Look, up there, where the trees are, she says to the invisible child in the trolley. It’s the Magic Forest; the elves live there in spring and summer.
Where do they live in the winter? asks the child, refusing to be wide-eyed.
But she is ready for the child’s skepticism. They fly away, on the reddest of the autumn leaves. They fly to another summer someplace, and they come back in the spring, with the new leaves.
Well, then how do they get back up? asks the child. It’s an awfully high mountain.
They climb the vines over there, pointing to thick ivy covering the windows of a high white office building. It’s called the Elf's Ladder. Do you know that in Holland they call vined leaves ‘climb-ups’?
I thought they had tulips in Holland, the child argues.
Of course they do! All kinds of tulips, blue as the sea, yellow as gold, and a purple deeper than night. The elves live in the tulips till it’s time to go back to the mountain. But they also have climb-ups. Everywhere has climb-ups, some on houses, some on trees. They need them, you see, for the elves.
She knows she does not need to tell the child all this. But who else can she explain the elves to? The adults won’t listen, and they won’t care.
She knows how to talk to the adults. You say things about the weather, or the customers, or the soldiers in all those horrible wars. You say who you voted for, or where you go on vacations. You say prices are too high or dresses too short, or how the music was better when you were young, and how all the kids now have laptops and i-pods and so many fancy gadgets you don’t know the names of most of them. You say you will sleep late on Saturday morning and then get up to mow the lawn.

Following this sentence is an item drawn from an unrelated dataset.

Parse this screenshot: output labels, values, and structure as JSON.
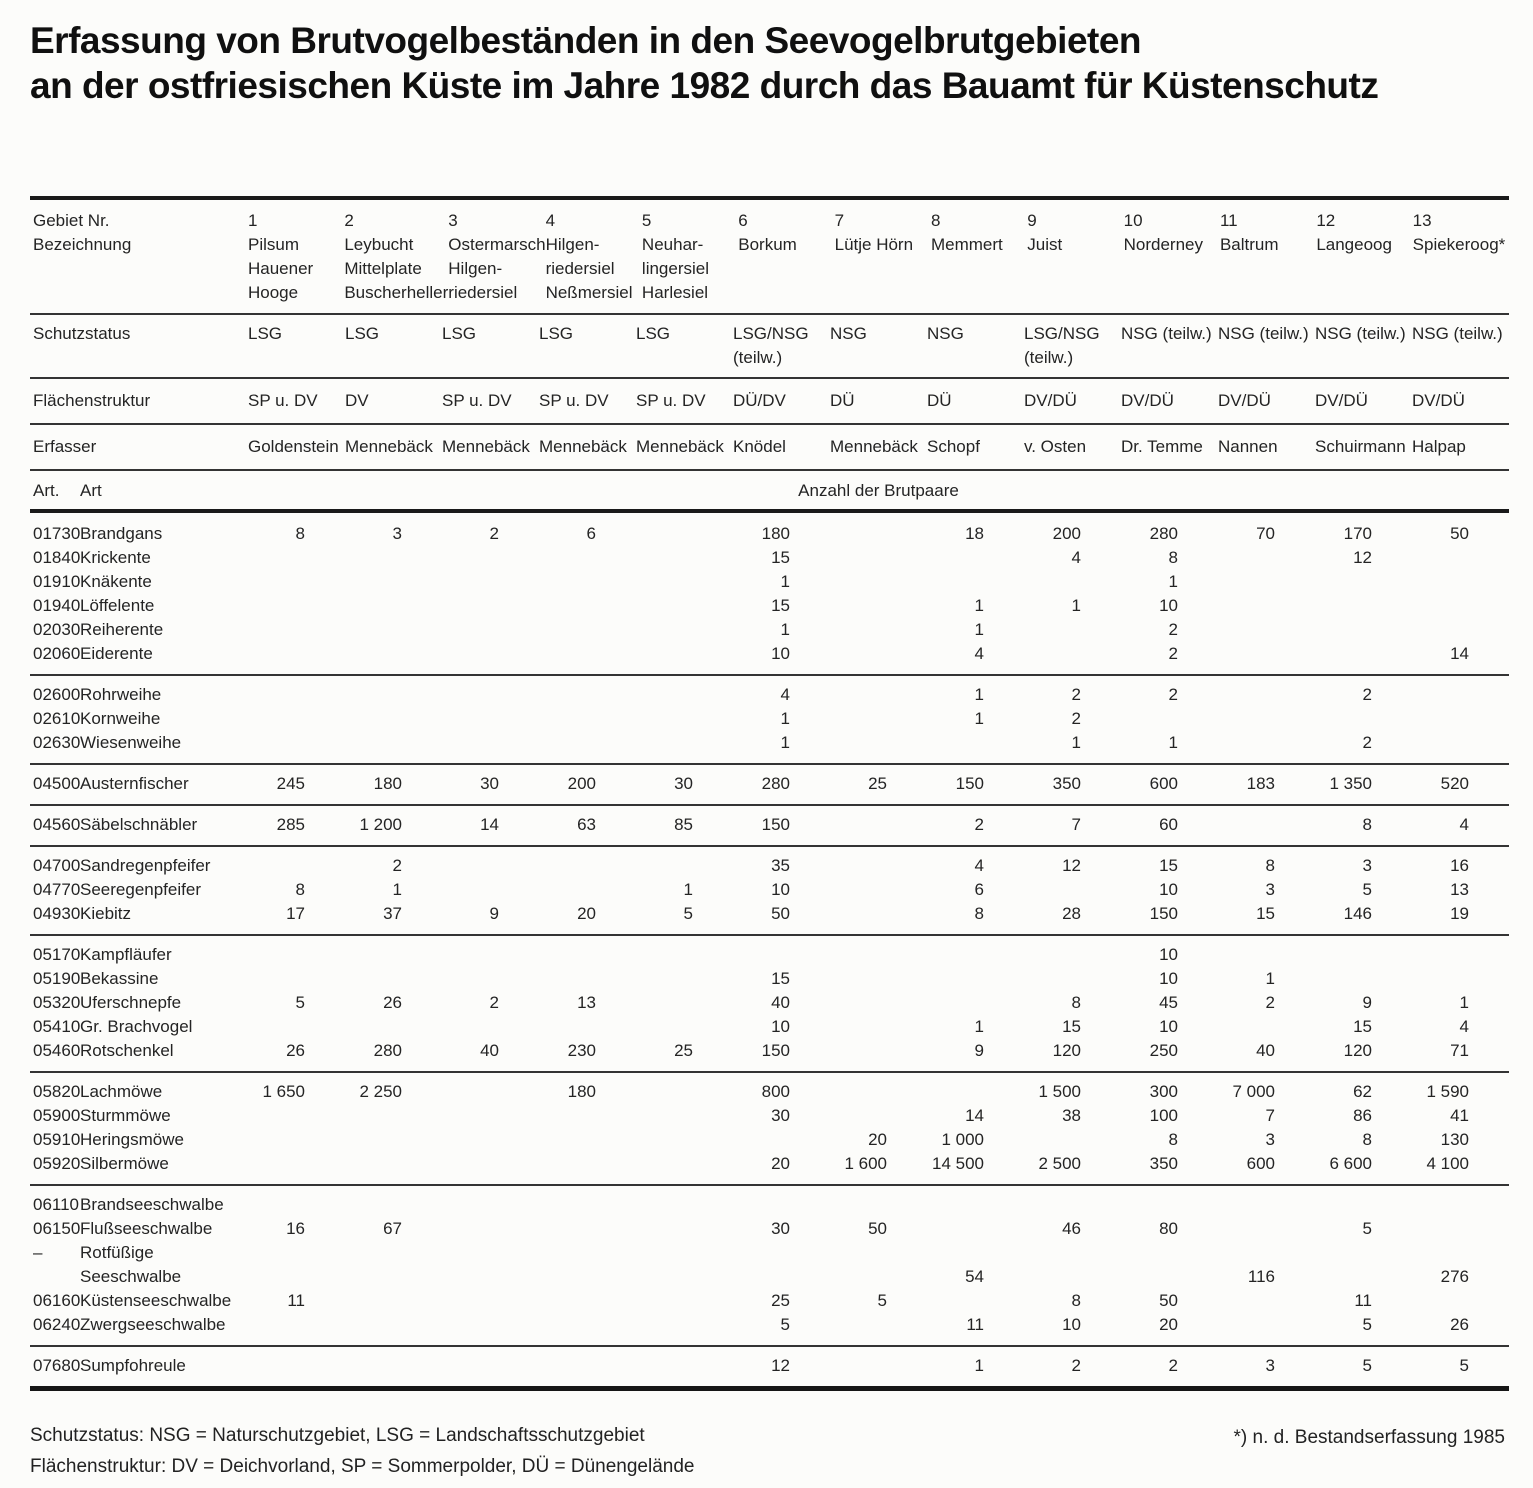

But she can talk of elves to the child. She tells of unseen dreams, of flowers that pretend to be weeds so they can go wherever they want. She tells of the velvet leaves that grew in her tiny garden when she was a girl, and of the funny scurrying insects that lived beneath the rocks there. And of how once a cricket sang just for her.
The child nods. But it is time to leave the lady. The trolley door opens and the child skips off, toward the white house with the climb-ups.
A man gets on and sits beside her. “Damned hot out there,” he says.
“They say it will rain on Monday,” she replies. And watches out the window, to see the invisible child, who is climbing up the Elf’s Ladder, where the whole world waits for her.